The proper time of this event Hurkyl, is Δt since there is no time dilation of any kind, since SR is wrong. The notion of proper time is a misguided relativistic remnant.

Kind regards,

The star

P.S. You are missing the whole point anyways, which is that the motion of F1 through F2 is a straight line at a constant speed, regardless of what clock is making what measurement.

Actually, no I don't think you are missing the whole point, I think you just want to see what I will say. Cheers

What little interest I had left for this thread is now gone. Your last 10 or so posts have not made sense and I'm convinced you're just mentally masturbating all over this thread, and marvelling at your own ability to throw terms around.
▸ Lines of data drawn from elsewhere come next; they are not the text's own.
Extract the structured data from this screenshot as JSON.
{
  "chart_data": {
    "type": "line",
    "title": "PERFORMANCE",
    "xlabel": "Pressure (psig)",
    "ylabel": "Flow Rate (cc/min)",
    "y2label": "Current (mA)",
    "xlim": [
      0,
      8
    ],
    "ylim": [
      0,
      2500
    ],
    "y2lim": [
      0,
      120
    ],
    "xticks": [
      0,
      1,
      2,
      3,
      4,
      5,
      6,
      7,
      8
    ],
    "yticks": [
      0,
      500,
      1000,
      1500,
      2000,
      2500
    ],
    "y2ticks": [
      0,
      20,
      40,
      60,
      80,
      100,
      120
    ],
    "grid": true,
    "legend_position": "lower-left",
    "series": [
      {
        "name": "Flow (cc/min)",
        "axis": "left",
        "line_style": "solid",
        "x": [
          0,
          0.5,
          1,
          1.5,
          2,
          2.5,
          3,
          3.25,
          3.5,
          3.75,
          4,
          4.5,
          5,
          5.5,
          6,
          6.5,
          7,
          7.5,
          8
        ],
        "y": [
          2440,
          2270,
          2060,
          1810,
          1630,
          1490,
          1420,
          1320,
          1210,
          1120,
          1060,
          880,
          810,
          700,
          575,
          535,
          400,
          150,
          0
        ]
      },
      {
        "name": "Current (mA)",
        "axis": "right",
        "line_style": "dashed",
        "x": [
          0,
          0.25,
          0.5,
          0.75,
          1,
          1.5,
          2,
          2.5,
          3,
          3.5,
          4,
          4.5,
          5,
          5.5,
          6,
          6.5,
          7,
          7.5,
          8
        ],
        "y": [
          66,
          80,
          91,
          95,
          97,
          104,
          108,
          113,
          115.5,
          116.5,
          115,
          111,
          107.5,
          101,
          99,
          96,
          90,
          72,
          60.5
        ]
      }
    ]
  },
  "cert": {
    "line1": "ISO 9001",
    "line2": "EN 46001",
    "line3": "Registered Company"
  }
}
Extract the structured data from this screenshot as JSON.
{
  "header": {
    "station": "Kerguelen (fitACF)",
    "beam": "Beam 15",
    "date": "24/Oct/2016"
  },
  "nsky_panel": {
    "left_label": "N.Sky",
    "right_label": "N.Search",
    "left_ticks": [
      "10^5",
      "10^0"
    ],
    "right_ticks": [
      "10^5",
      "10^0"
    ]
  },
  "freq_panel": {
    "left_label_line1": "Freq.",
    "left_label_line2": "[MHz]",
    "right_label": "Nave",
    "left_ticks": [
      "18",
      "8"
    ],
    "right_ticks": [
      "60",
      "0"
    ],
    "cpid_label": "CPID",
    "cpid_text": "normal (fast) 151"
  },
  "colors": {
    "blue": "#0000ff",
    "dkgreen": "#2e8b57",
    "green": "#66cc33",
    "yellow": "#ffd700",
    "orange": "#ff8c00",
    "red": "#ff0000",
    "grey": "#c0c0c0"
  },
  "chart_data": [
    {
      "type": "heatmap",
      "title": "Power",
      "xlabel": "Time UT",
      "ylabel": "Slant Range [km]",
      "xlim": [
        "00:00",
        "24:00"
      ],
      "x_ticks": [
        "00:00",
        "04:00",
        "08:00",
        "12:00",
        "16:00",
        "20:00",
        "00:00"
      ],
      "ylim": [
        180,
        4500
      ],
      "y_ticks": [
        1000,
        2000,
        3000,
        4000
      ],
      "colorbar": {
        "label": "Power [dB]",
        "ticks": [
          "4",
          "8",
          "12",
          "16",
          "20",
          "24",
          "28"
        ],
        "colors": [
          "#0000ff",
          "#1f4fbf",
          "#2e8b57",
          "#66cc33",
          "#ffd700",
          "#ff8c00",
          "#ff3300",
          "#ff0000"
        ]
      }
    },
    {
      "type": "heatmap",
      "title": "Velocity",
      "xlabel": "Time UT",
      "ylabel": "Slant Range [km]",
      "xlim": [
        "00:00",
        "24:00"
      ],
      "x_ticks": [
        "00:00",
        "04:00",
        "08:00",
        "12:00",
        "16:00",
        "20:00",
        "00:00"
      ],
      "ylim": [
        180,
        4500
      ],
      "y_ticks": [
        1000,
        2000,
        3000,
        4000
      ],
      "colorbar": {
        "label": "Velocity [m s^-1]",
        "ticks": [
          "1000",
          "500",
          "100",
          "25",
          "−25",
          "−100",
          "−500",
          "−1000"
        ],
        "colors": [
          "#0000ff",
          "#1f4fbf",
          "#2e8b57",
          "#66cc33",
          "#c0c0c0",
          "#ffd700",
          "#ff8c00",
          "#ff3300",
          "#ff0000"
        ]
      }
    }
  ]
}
If your ability to convince someone who IS interested in hearing what you have to say lacks this much, imagine what everyone else thinks.

Good luck with trying to reconstruct physics from scratch since you're assuming SR is wrong and you refuse to use any of its equations. You just lost half of your audience.

EDIT:
Oh, hopefully reality won't unravel itself when you prove to someone, somewhere that photons have inertial reference frames.

 

[StarThrower]

So you are starting with the assumption that SR is wrong? Silly me I thought you were trying to prove SR is wrong.




(a) You're computing classical velocity, not relativistic velocity.
(b) You're making a crucial assumption that Δx is defined and Δt is nonzero

Response To (a):

I am doing nothing more than using the definition of velocity.

Response to (b):

Δx is defined and Δt is nonzero

 

[StarThrower]

What little interest I had left for this thread is now gone. Your last 10 or so posts have not made sense and I'm convinced you're just mentally masturbating all over this thread, and marvelling at your own ability to throw terms around.

If your ability to convince someone who IS interested in hearing what you have to say lacks this much, imagine what everyone else thinks.

Good luck with trying to reconstruct physics from scratch since you're assuming SR is wrong and you refuse to use any of its equations. You just lost half of your audience.

EDIT:
Oh, hopefully reality won't unravel itself when you prove to someone, somewhere that photons have inertial reference frames.

Severian... I am not screwing around. Watch and see who wins, Hurkyl or me. If he wins then relativity is correct.

Kind regards,

The Star

 

[Hurkyl]

Let's make this more explicit. You've defined the spatial axes for your photonic frame. I have no problem with those.

You seem to imply that a photon-centered clock is used to define the temporal axis.

The problem is that you give no reason to believe the photon-centered clock ever changes its reading. Thus your temporal axis is ill-defined. The origin of F1 does not move along a line; it occupies an entire line simultaneously.

 

[StarThrower]

Let's make this more explicit. You've defined the spatial axes for your photonic frame. I have no problem with those.

You seem to imply that a photon-centered clock is used to define the temporal axis.

The problem is that you give no reason to believe the photon-centered clock ever changes its reading. Thus your temporal axis is ill-defined. The origin of F1 does not move along a line; it occupies an entire line simultaneously.

Hurkyl, you seem to be convinced that a clock at rest with respect to the photon doesn't tick in the photon rest frame. That would mean that the position of the origin of F1 is changing in F2, even though the clock isn't ticking. Then, in the definition of the speed of F1 through F2, you have a non-zero numerator, and a denominator of zero, which is the division by zero error of algebra.

 

[Hurkyl]

Then, in the definition of the speed of F1 through F2, you have a non-zero numerator, and a denominator of zero, which is the division by zero error of algebra

Bingo! Thus, you can't say the speed of F1 is constant, because the speed isn't even defined!